Division of Infectious Diseases, Department of Medicine, McMaster University, Hamilton, Ontario, Canada.
Division of Medial Microbiology, McMaster University, Hamilton, Ontario, Canada.
Clin Infect Dis. 2021 Oct 5;73(7):e1696-e1705. doi: 10.1093/cid/ciaa1353.
Antibiotic noninferiority randomized controlled trials (RCTs) are used for approval of new antibiotics and making changes to antibiotic prescribing in clinical practice. We conducted a systematic review to assess the methodological and reporting quality of antibiotic noninferiority RCTs.
We searched MEDLINE, Embase, the Cochrane Database of Systematic Reviews, and the Food and Drug Administration drug database from inception until November 22, 2019, for noninferiority RCTs comparing different systemic antibiotic therapies. Comparisons between antibiotic types, doses, administration routes, or durations were included. Methodological and reporting quality indicators were based on the Consolidated Standards of Reporting Trials reporting guidelines. Two independent reviewers extracted the data.
The systematic review included 227 studies. Of these, 135 (59.5%) studies were supported by pharmaceutical industry. Only 83 (36.6%) studies provided a justification for the noninferiority margin. Reporting of both intention-to-treat (ITT) and per-protocol (PP) analyses were done in 165 (72.7%) studies. The conclusion was misleading in 34 (15.0%) studies. The studies funded by pharmaceutical industry were less likely to be stopped early because of logistical reasons (3.0% vs 19.1%; odds ratio [OR] = 0.13; 95% confidence interval [CI], .04-.37) and to show inconclusive results (11.1% vs 42.9%; OR = 0.17; 95% CI, .08-.33). The quality of studies decreased over time with respect to blinding, early stopping, reporting of ITT with PP analysis, and having misleading conclusions.
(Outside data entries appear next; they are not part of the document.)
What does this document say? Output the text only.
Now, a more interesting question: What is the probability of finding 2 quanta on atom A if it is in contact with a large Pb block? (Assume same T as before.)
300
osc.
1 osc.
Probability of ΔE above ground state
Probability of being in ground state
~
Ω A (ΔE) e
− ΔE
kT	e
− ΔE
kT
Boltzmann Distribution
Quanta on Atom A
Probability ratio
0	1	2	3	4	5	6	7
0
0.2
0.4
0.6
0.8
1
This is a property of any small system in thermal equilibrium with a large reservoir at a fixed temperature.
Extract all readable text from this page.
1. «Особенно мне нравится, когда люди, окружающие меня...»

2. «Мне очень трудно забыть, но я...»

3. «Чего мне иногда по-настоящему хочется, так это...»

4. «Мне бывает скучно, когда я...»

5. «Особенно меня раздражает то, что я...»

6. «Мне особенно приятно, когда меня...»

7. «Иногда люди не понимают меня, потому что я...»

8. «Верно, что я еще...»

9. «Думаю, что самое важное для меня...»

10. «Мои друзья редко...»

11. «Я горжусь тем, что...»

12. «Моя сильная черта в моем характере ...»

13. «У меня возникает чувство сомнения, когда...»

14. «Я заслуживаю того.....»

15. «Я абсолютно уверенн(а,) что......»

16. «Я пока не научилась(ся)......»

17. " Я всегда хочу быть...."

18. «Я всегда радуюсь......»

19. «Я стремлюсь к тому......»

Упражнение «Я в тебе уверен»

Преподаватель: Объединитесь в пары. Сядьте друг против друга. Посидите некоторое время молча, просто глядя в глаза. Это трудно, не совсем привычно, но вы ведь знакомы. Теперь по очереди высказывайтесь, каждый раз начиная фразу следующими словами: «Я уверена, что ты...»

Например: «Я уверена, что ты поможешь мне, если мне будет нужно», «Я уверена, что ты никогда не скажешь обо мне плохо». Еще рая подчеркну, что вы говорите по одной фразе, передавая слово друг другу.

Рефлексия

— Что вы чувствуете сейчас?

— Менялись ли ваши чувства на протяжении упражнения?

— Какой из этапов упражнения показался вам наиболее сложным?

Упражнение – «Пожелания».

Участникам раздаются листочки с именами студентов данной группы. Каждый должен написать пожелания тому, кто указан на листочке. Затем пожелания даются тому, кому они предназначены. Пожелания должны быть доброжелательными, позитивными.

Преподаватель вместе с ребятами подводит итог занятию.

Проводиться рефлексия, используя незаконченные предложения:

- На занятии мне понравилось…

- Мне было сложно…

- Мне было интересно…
There is room for improvement in the methodology and reporting of antibiotic noninferiority trials. Quality can be improved across the entire spectrum from investigators, funding agencies, as well as during the peer-review process.There is room for improvement in the methodology and reporting of antibiotic noninferiority trials including justification of noninferiority margin, reporting of intention-to-treat analysis with per-protocol analysis, and having conclusions that are concordant with study results.Clinical Trials Registration PROSPERO registration number CRD42020165040.
抗生素非劣效性随机对照试验(RCT)用于批准新抗生素,并在临床实践中改变抗生素的使用。我们进行了一项系统评价,以评估抗生素非劣效性 RCT 的方法学和报告质量。
我们从 MEDLINE、Embase、Cochrane 系统评价数据库和美国食品和药物管理局药物数据库中检索了从成立到 2019 年 11 月 22 日的比较不同全身抗生素治疗的非劣效性 RCT。包括抗生素类型、剂量、给药途径或持续时间的比较。方法学和报告质量指标基于临床试验报告统一标准。两名独立的评审员提取数据。
系统评价共纳入 227 项研究。其中,135 项(59.5%)研究得到了制药行业的支持。只有 83 项(36.6%)研究为非劣效性边界提供了依据。165 项(72.7%)研究同时报告了意向治疗(ITT)和符合方案(PP)分析。34 项(15.0%)研究的结论具有误导性。制药行业资助的研究因后勤原因提前停止的可能性较小(3.0%对 19.1%;比值比[OR] 0.13;95%置信区间[CI] 0.04-0.37),且结果不确定的可能性较小(11.1%对 42.9%;OR 0.17;95% CI 0.08-0.33)。随着时间的推移,研究的质量在盲法、提前停止、同时报告 ITT 和 PP 分析以及具有误导性的结论方面有所下降。
抗生素非劣效性试验的方法学和报告需要改进。质量可以从研究者、资助机构以及同行评审过程等各个方面得到提高。抗生素非劣效性试验的方法学和报告需要改进,包括非劣效性边界的合理性、同时报告 ITT 分析与 PP 分析以及与研究结果一致的结论。临床试验注册 PROSPERO 注册号 CRD42020165040。